The Coulomb blockade in an open quantum dot connected to a bulk lead by a single mode point contact is studied numerically using the path-integral Monte Carlo method. The Coulomb oscillation of the average charge and capacitance of the dot is investigated and is compared with the analytic expression for strong tunneling. At the degeneracy point, we observe logarithmic divergence of the capacitance for strong backscattering at the point contact. This observation supports the conjecture that the nature of the present system at the degeneracy point is described by the two-channel Kondo problem for an arbitrary strength of tunneling.

Figure 1

Schematic figure of an open quantum dot connected to a bulk lead by a single mode point contact.

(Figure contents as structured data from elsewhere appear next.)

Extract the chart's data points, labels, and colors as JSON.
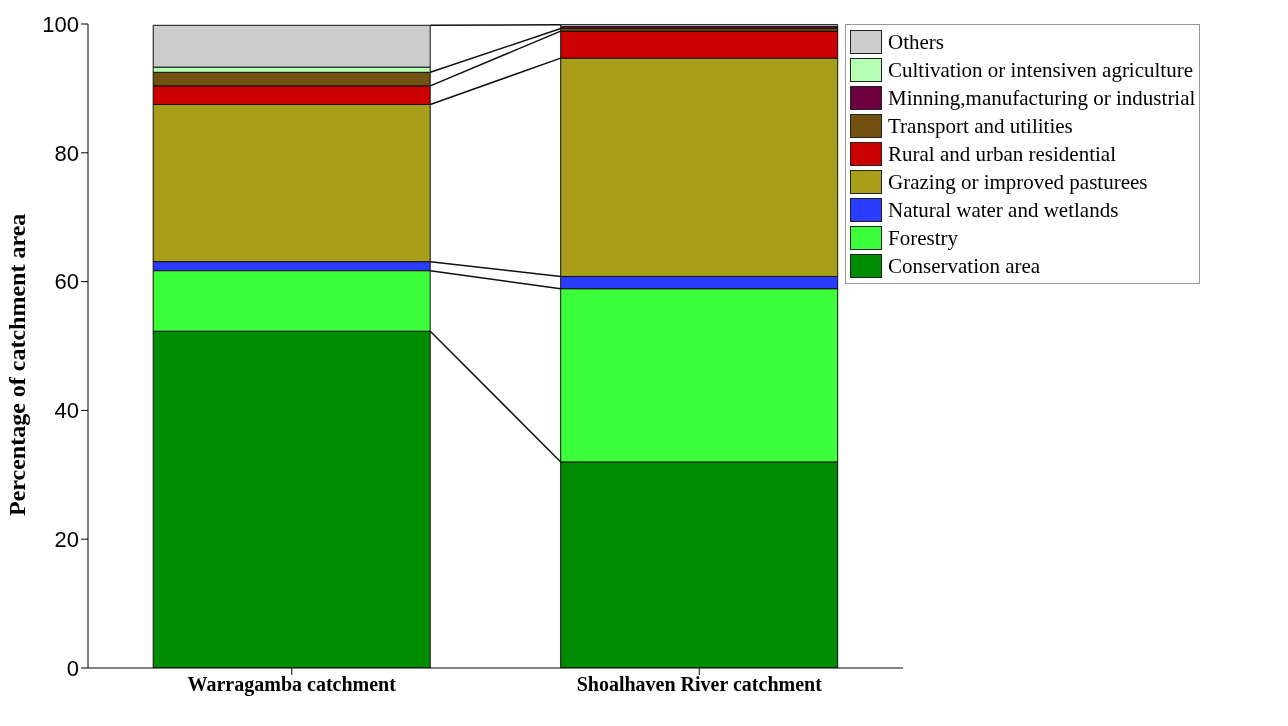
{
  "chart_data": {
    "type": "bar",
    "stacked": true,
    "ylabel": "Percentage of catchment area",
    "categories": [
      "Warragamba catchment",
      "Shoalhaven River catchment"
    ],
    "ylim": [
      0,
      100
    ],
    "yticks": [
      0,
      20,
      40,
      60,
      80,
      100
    ],
    "legend": "right",
    "grid": false,
    "series": [
      {
        "name": "Conservation area",
        "color": "#008c00",
        "values": [
          52.3,
          32.0
        ]
      },
      {
        "name": "Forestry",
        "color": "#3cff3c",
        "values": [
          9.4,
          26.9
        ]
      },
      {
        "name": "Natural water and wetlands",
        "color": "#2a3cff",
        "values": [
          1.4,
          1.9
        ]
      },
      {
        "name": "Grazing or improved pasturees",
        "color": "#a89e1a",
        "values": [
          24.4,
          33.9
        ]
      },
      {
        "name": "Rural and urban residential",
        "color": "#cc0000",
        "values": [
          2.9,
          4.2
        ]
      },
      {
        "name": "Transport and utilities",
        "color": "#735211",
        "values": [
          2.1,
          0.4
        ]
      },
      {
        "name": "Minning,manufacturing or industrial",
        "color": "#6e0040",
        "values": [
          null,
          0.3
        ]
      },
      {
        "name": "Cultivation or intensiven agriculture",
        "color": "#b4ffb4",
        "values": [
          0.8,
          null
        ]
      },
      {
        "name": "Others",
        "color": "#cccccc",
        "values": [
          6.5,
          0.3
        ]
      }
    ]
  }
}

The dot is formed by applying negative voltage to the gates (gray regions). The solid line shows the boundary of the two-dimensional electron gas. The dimensionless gate voltage $N$ controls the charge in the dot. The width of the constriction is adjusted by the parameter $V$ so that only a single transverse mode is allowed to tunnel through the point contact.

Figure 2

(Color online) Coulomb oscillation of the average charge of the quantum dot for different temperatures $L=10$, 20, 50, 100, 200, and 400. A bundle of curves with smaller amplitude corresponds to $V=4$, and the other to $V=8$. (Inset) Comparison of the average charge for $V=4$ and 8 between our PIMC data at $L=400$ (crosses) and the analytic result for small $V$ at zero temperature (solid line).

Figure 3

(Color online) Coulomb oscillation of the capacitance of the dot for different temperatures $L=10$, 20, 50, 100, 200, and 400. A bundle of curves with smaller amplitude corresponds to $V=4$, and the other to $V=8$.

Figure 4

(Color online) Temperature dependence of the capacitance of the dot for $V=8$. The gate voltage $N$ is varied from 0.15 to 0.50 (from bottom to top) at intervals of 0.005. The curve for $N=0.475$ is also shown.

Figure 5

(Color online) Logarithmic divergence of the capacitance of the dot for $N=1/2$. The capacitance is plotted as a function of the inverse temperature $L$. The backscattering strength $V$ is varied from 1 to 8 at intervals of 1 (from bottom to top). The logarithmic fit of the data points for each value of $V$ is also shown by a dotted line. (Inset) $V$ dependence of the coefficient of the logarithmic divergence. The solid line shows the analytic result.